Most of the excitement comes from the fact that children don’t have very much freedom. School starts right when they start talking and 50% of their time is immediately gone. That’s not to say they could use that time more productively. Kids aren’t allowed to work and don’t have many employable qualities. Completely dependent on their parents, their first opportunity to choose whatever they want might be their wish list. Hopes and dreams turned into the reality of a new Playstation is nothing short of miraculous. But in time the anticipation dies. The big morning turns to a big afternoon. Decorations, shows, and food become more unforgettable than the presents. But not before the gifts. The gifts come first.
Eventually, new video games and clothes are a few paychecks away. But before that happens, when the gifts still matter, the entire month of December is full of excitement. Kids work hard to get on the Nice List, raising the spirits of everyone in the process. Meanwhile, eggnog hits the shelves, streets are illuminated, and gingerbread architecture takes shape. Nat King Cole and Bing Crosby play a soundtrack that would never fly in the summer and terrible travel conditions become slight hiccups to the holiday itinerary.
The single focus on gifts disguises the greatest parts of the holidays but when the gifts are stripped away, what remains is the best of the season.
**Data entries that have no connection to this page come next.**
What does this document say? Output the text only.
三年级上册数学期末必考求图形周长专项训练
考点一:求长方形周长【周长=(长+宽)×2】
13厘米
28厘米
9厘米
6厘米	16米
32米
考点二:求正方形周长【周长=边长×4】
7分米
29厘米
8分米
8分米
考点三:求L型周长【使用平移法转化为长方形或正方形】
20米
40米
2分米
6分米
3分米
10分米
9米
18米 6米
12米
Each tradition helps us return to the that wonderful feeling of anticipation. Below are some thoughts concerning two of the biggest, most important areas of the holiday season. Hopefully these can be useful in the next few weeks.
Sometimes a loved one needs something. Whether they know it or not, you can fill a gap in their life with the perfect gift. But many people don’t need much. They’d like to have some new things, but don’t need them. So instead, get something they wouldn’t possibly get for themselves. The entire idea of a gift is positive, there is no way to go wrong. You aren’t buying necessities. Swing for the fences, Christmas isn’t for holding back.
My personal advice is to get gifts that you want. If you care about the person, and they feel the same, spread the love. The mark of a good gift is whether I would to buy it for myself. Sometimes I get two, like the coffee mug I got for my friend’s birthday. Other times I have to wince at the idea of giving away such an amazing product. That’s when I know it’s good.
Most of us live for holiday feasting. Candy canes, gingerbread men, and eggnog are as Christmasy as five golden rings. Just the site of eggs benedict makes me think of Christmas morning. My suggestion is to get involved in the cooking. There’s an endless source of holiday recipes online that might become a new holiday tradition. And if it tastes awful, who cares, let the holiday cheer sweep that junk right into the disposal. With so much time on your hands, so many good people around, and hopefully some decent food you can depend on, take a chance with that homemade Pecan Pie. It can’t be worse than the supermarket. The corporate state of Christmas gets a lot of heat these days. I enjoy Christmas now as much as ever. Despite the gifts? I think it’s because of the gifts.